Heterogeneity of Regression Assumption model! (i.e., fully interactive model)
m3 <- lm(hp ~ Transmission * (cyl4.8 + cyl6.48) * qsec, data = d) # qsec added as MODERATOR in this model, to check this assumption
summary(m3)##
## Call:
## lm(formula = hp ~ Transmission * (cyl4.8 + cyl6.48) * qsec, data = d)
##
## Residuals:
## Min 1Q Median 3Q Max
## -49.34 -10.85 0.00 12.41 41.10
##
## Coefficients:
## Estimate Std. Error t value Pr(>|t|)
## (Intercept) -1340.16 879.53 -1.524 0.1432
## Transmission -3219.55 1759.05 -1.830 0.0822 .
## cyl4.8 -4895.15 2625.91 -1.864 0.0770 .
## cyl6.48 2903.79 1338.11 2.170 0.0422 *
## qsec 104.70 60.31 1.736 0.0980 .
## Transmission:cyl4.8 -10886.16 5251.82 -2.073 0.0513 .
## Transmission:cyl6.48 5664.10 2676.22 2.116 0.0470 *
## Transmission:qsec 225.48 120.62 1.869 0.0763 .
## cyl4.8:qsec 348.92 180.33 1.935 0.0673 .
## cyl6.48:qsec -199.04 91.37 -2.178 0.0415 *
## Transmission:cyl4.8:qsec 746.59 360.66 2.070 0.0516 .
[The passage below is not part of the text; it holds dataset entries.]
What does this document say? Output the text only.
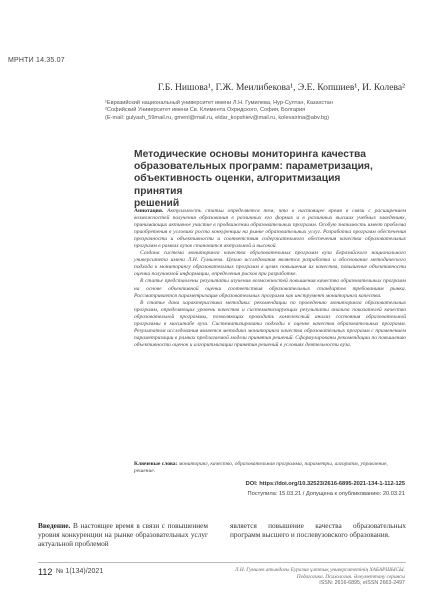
МРНТИ 14.35.07
Г.Б. Нишова¹, Г.Ж. Меилибекова¹, Э.Е. Копшиев¹, И. Колева²
¹Евразийский национальный университет имени Л.Н. Гумилева, Нур-Султан, Казахстан
²Софийский Университет имени Св. Климента Охридского, София, Болгария
(E-mail: gulyash_59mail.ru, gmenl@mail.ru, eldar_kopshiev@mail.ru, kolevairina@abv.bg)
Методические основы мониторинга качества
образовательных программ: параметризация,
объективность оценки, алгоритмизация принятия
решений

Аннотация. Актуальность статьи определяется тем, что в настоящее время в связи с расширением возможностей получения образования в различных его формах и в различных высших учебных заведениях, принимающих активное участие в продвижении образовательных программ. Особую значимость имеет проблема приобретения в условиях роста конкуренции на рынке образовательных услуг. Разработка программ обеспечения прозрачности и объективности и соответствия содержательного обеспечения качества образовательных программ в рамках вузов становится актуальной и высокой.

Создана система мониторинга качества образовательных программ вуза Евразийского национального университета имени Л.Н. Гумилева. Целью исследования является разработка и обоснование методического подхода к мониторингу образовательных программ в целях повышения их качества, повышение объективности оценки получаемой информации, определения рисков при разработке.

В статье представлены результаты изучения возможностей повышения качества образовательных программ на основе объективной оценки соответствия образовательных стандартов требованиям рынка. Рассматривается параметризация образовательных программ как инструмент мониторинга качества.

В статье дана характеристика методики: рекомендации по проведению мониторинга образовательных программ, определяющих уровень качества и систематизирующих результаты анализа показателей качества образовательной программы, позволяющих проводить комплексный анализ состояния образовательной программы в масштабе вуза. Систематизированы подходы к оценке качества образовательных программ. Результатом исследования является методика мониторинга качества образовательных программ с применением параметризации в рамках предлагаемой модели принятия решений. Сформулированы рекомендации по повышению объективности оценок и алгоритмизации принятия решений в условиях деятельности вуза.

Ключевые слова: мониторинг, качество, образовательная программа, параметры, алгоритм, управление, решение.
DOI: https://doi.org/10.32523/2616-6895-2021-134-1-112-125
Поступила: 15.03.21 / Допущена к опубликованию: 20.03.21
Введение. В настоящее время в связи с повышением уровня конкуренции на рынке образовательных услуг актуальной проблемой
является повышение качества образовательных программ высшего и послевузовского образования.
112 № 1(134)/2021	Л.Н. Гумилев атындағы Еуразия ұлттық университетінің ХАБАРШЫСЫ.
Педагогика. Психология. Әлеуметтану сериясы
ISSN: 2616-6895, eISSN 2663-2497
## Transmission:cyl6.48:qsec -390.64 182.74 -2.138 0.0451 *
## ---
## Signif. codes: 0 '***' 0.001 '**' 0.01 '*' 0.05 '.' 0.1 ' ' 1
##
## Residual standard error: 25.48 on 20 degrees of freedom
## Multiple R-squared: 0.9109, Adjusted R-squared: 0.8619
## F-statistic: 18.6 on 11 and 20 DF, p-value: 3.79e-08
Look at all the significant interactions that qsec has with our other predictors! This is a violation of our assumption, so qsec would not be an appropriate covariate in this model. Clearly works better as a moderator!
Also look at the effect of transmission in this model: It has increased in significance slightly, such that it’s now a marginal effect (.05 < p < .1). So we get a clearer picture of how these variables are related to each other.